Bugün geldiğimiz noktada turizm bölgenin en önemli gelir kaynağı olmuş durumda ve her yıl 3.5-4 milyon turist ağırlayamazsak herkesin mutsuz olacağı bir Alanya ile karşı karşıyayız. Bu sayıyı sağlama almak için farklı başlıklar altında alternatif kapılar açmaya çalışıyoruz ama bir yandan bizim dışımızda gelişen zorlayıcı sebepler ve artan yatak arzı ile oluşan fiyat baskısı bütçeleri tutturmamıza engel oluyor.
Zor bir süreçten geçtiğimiz kesin. Alaçatı’da geçirdiğimiz iki günden aldığım bazı dersler var. İşin özü şu; ne sattığın önemlidir ama nasıl sunduğun daha önemlidir. Orada geçirdiğimiz zaman boyunca çığırtkanlık yapan bir tek kişiye rastlamadım, hiçkimse zorla bir şey satmaya çalışmadı. Dükkanların içine girdiğimizde kibarca yardımcı oldular. Hiçbir baskı yoktu, rahatça gezdik, almayınca rahatsız edici bakışlarla karşılaşmadık ya da kovulmadık. Fiyatlar çoğu yerde birbirine yakın o yüzden sürprizlerle karşılaşmıyorsunuz. Ama servis kalitesinin Alanya ortalamasının çok üzerinde olduğunu söylemek zorundayım. Ödediğiniz fiyatın karşılığını alıyorsunuz.

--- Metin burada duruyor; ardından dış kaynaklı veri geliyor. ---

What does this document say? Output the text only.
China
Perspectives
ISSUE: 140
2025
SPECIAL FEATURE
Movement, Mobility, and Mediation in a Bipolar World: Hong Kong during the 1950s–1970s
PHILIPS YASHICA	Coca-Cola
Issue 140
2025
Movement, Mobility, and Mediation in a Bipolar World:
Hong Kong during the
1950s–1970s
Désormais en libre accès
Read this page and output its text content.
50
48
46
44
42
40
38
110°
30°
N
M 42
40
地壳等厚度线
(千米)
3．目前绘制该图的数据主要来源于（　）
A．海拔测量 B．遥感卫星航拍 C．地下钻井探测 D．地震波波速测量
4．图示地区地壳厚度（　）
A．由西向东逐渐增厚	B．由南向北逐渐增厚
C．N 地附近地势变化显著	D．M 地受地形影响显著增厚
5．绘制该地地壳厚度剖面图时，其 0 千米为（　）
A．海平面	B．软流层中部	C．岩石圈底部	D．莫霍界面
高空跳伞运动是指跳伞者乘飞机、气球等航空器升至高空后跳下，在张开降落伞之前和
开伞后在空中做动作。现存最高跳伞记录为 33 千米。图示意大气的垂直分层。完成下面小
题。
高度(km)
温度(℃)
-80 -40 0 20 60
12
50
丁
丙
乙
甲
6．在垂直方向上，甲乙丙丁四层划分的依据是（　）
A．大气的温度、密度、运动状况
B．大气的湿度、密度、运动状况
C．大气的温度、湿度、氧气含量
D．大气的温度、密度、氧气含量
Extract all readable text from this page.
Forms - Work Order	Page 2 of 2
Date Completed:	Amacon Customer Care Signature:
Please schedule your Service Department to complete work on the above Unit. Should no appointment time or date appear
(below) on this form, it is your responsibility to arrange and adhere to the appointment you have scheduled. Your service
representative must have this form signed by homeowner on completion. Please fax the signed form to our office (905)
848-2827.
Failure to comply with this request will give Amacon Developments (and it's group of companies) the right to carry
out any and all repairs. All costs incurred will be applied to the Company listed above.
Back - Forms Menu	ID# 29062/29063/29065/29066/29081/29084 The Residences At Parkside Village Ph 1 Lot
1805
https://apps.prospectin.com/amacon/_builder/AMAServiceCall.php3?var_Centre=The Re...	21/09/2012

Alaçatı’nın bir kimliği var. Bunu oluşturmuşlar, korumaya çalışıyorlar, tehditleri de görmezden gelmeyerek beldelerinin üzerlerine titriyorlar. Bilinç seviyesi çok yüksek. Alaçatı Turizm Derneği ve Alaçatı Koruma Derneği kuruluşlarından beri beri titizlikle çalışıyor.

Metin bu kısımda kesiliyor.